You can use the following statement to register the Java class method as a UDF:
public static java.lang.String J_CONVERT_TIMEZONE(java.lang.String ivc_UTCtimestamp, java.lang.String ivc_timezone) throws Exception { // get the short name equivalent of the input ivc_timezone = (String)tz_map.get(ivc_timezone); if (ivc_timezone == null) ivc_timezone = "GMT"; // default to UTC if entry not found // replace the . with - so that we only have one token separator instead of two String ivc_UTCtimestamp_new = ivc_UTCtimestamp.replace('.', '-' ); // parse, validate and convert the TS string to integers, based on the one separator StringTokenizer st = new StringTokenizer(ivc_UTCtimestamp_new, "-"); int year = Integer.parseInt(st.nextToken()); int month = Integer.parseInt(st.nextToken()); int day = Integer.parseInt(st.nextToken()); int hour = Integer.parseInt(st.nextToken()); int min = Integer.parseInt(st.nextToken()); int sec = Integer.parseInt(st.nextToken()); String micro = st.nextToken(); // just carried over from the input // create with the above a calendar in UTC Calendar calUTC = Calendar.getInstance(); calUTC.clear(); calUTC.setTimeZone(TimeZone.getTimeZone("GMT")); calUTC.set(year, month-1, day, hour, min, sec ); // prepare the formatter for the specified timezone DateFormat formatter = new SimpleDateFormat("yyyy'-'MM'-'dd'-'HH.mm.ss", Locale.US); TimeZone tz = TimeZone.getTimeZone(ivc_timezone); formatter.setTimeZone(tz); // return the new value return formatter.format(calUTC.getTime()) + "." + micro; }
|
The preceding DB2 UDF can be called from SQL, but for convenience, we create another DB2 UDF to convert the input from the DB2 timestamp to a string, converts the output from the string to the DB2 timestamp, so that both the input and output are timestamps compatible with DB2. The code used is as follows:
CREATE FUNCTION ACME.F_CONVERT_TIMEZONE ( IPTS_TIMESTAMP TIMESTAMP, IPCH_TIMEZONE VARCHAR(30))RETURNS TIMESTAMPBEGIN ATOMIC DECLARE vvch_result VARCHAR(30); SET vvch_result = j_convert_timezone(char(IPTS_TIMESTAMP), rtrim(IPCH_TIMEZONE)); RETURN CASE vvch_result WHEN 'null' THEN NULL ELSE timestamp(vvch_result) END;END
|
Finally, we can call this function in the following simple SQL statement:
SELECT ACME.F_CONVERT_TIMEZONE(TRANSACTION_TIMESTAMP, "America/Nassau")FROM ACME.TRANSACTION_TABLE;
|
Future improvements and changes
We can easily add the following changes to enhance this solution:
- The new region method is to extend the search dictionary ).

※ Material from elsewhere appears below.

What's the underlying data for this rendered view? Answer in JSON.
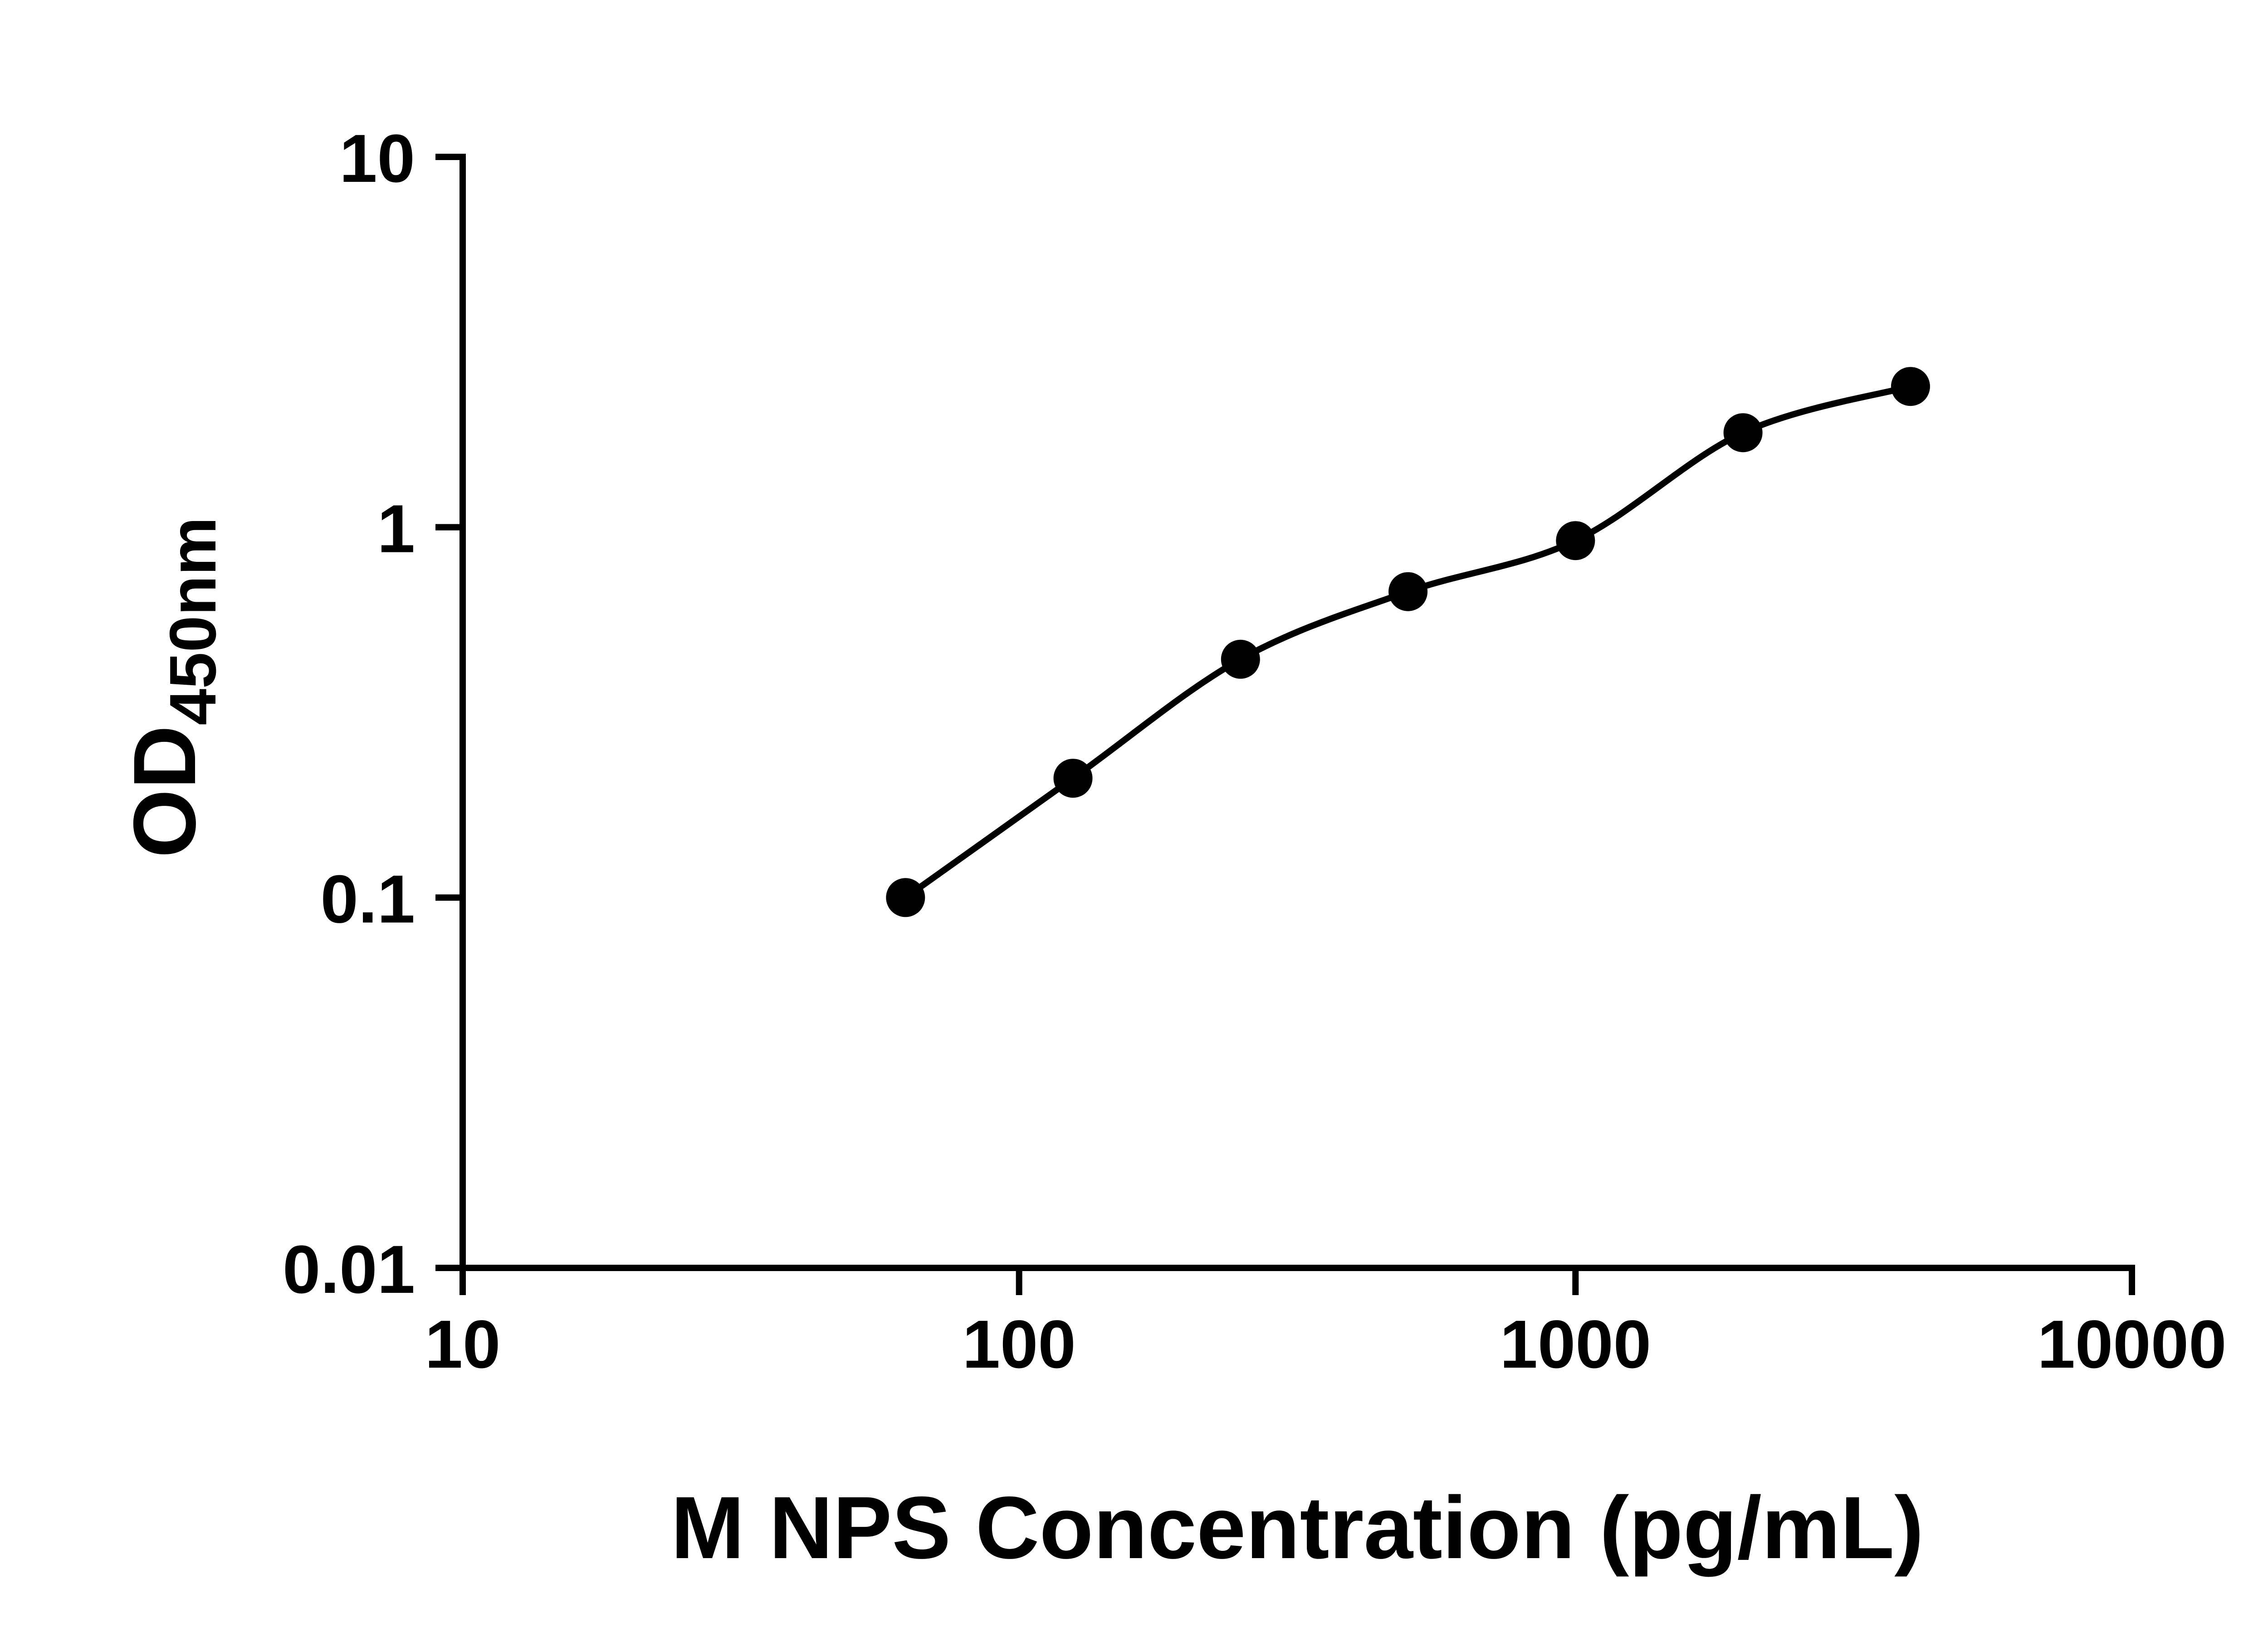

- The new synonym Method for adding a region is to extend the search dictionary ).
- When you can get the JDK of the changed version, you can start to use the internal conversion to use the long name to update the Java code ).
- Create an inversion function -- this function takes the timestamp of a region as the parameter and returns the corresponding UTC timestamp.
Note: UTC is gradually becoming a synonym for Greenwich Mean Time (GMT.
Conclusion
In the ETL process of the Data Warehouse project, the function of converting the timestamp from one region to another is proved to be the main force in the conversion. This article provides the code for such Java functions to run in the form of UDB DB2 UDF.